O encerramento do inquérito das fake news passou a integrar as negociações de bastidores no Supremo Tribunal Federal (STF) como alternativa para mitigar a crise instalada na Corte. A apuração já está em andamento há sete anos.

Segundo informações de bastidores do tribunal, o presidente do STF, ministro Edson Fachin, já se manifestou anteriormente a favor da conclusão da investigação.
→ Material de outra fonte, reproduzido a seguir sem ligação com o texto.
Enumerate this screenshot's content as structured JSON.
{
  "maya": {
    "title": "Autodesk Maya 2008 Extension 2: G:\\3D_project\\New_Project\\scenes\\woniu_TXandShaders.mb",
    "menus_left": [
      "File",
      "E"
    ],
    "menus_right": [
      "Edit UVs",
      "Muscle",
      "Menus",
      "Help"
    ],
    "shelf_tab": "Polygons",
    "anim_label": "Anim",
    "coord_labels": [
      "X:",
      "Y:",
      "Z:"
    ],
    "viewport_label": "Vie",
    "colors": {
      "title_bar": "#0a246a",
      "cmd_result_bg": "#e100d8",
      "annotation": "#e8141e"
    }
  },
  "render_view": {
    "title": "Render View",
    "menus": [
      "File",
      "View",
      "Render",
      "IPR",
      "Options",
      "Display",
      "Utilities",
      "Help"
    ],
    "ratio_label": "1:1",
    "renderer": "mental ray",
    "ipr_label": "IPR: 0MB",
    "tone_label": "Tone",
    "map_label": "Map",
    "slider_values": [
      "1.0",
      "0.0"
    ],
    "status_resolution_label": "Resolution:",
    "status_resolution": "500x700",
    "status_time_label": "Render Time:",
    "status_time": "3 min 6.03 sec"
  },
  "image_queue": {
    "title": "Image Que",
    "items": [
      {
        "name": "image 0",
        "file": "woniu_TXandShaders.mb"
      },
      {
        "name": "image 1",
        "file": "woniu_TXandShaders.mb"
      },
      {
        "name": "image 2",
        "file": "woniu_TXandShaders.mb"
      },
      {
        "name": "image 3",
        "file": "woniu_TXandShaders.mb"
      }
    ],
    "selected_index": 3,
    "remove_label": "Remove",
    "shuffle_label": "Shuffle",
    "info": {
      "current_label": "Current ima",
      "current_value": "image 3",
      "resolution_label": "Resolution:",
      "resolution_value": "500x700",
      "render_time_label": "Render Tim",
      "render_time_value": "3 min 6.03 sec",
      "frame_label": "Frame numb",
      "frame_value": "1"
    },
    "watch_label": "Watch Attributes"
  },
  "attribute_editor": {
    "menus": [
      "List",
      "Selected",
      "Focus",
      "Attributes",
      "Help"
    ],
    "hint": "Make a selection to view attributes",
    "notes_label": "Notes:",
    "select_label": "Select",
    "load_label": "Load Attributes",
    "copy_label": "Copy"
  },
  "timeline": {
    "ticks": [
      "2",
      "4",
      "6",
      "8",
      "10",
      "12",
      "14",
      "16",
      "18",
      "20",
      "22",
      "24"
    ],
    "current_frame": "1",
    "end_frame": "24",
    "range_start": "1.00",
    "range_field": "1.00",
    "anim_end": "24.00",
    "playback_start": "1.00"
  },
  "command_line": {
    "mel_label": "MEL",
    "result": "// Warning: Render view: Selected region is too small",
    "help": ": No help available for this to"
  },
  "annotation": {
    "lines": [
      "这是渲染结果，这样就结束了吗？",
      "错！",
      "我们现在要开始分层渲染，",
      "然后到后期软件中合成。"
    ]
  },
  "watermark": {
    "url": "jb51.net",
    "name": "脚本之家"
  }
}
No entanto, parte dos magistrados mantinha apoio para que a definição sobre o encerramento coubesse exclusivamente ao relator do processo, ministro Alexandre de Moraes.

Com o cenário recente, interlocutores da ala crítica à manutenção do procedimento avaliam que o momento se tornou propício para acelerar o término do caso. Fachin vinha mantendo conversas reservadas sobre o assunto e a projeção interna é de que haja maior facilidade na construção de uma maioria de votos para encerrar o procedimento como parte de um esforço de pacificação interna.

Instaurado em 2019 pelo então presidente do tribunal, ministro Dias Toffoli, o inquérito acumula questionamentos jurídicos e políticos desde a sua origem. Entre os pontos controversos estiveram a abertura de ofício — sem requerimento prévio de órgãos investigativos — e a designação direta do relator, dispensando o sorteio padrão.

Embora o plenário da Corte tenha validado a tramitação do inquérito no ano de 2020, consolidou-se internamente a compreensão de que a medida atendia a uma demanda pontual daquele período, mas já não encontra justificativa para permanecer em curso.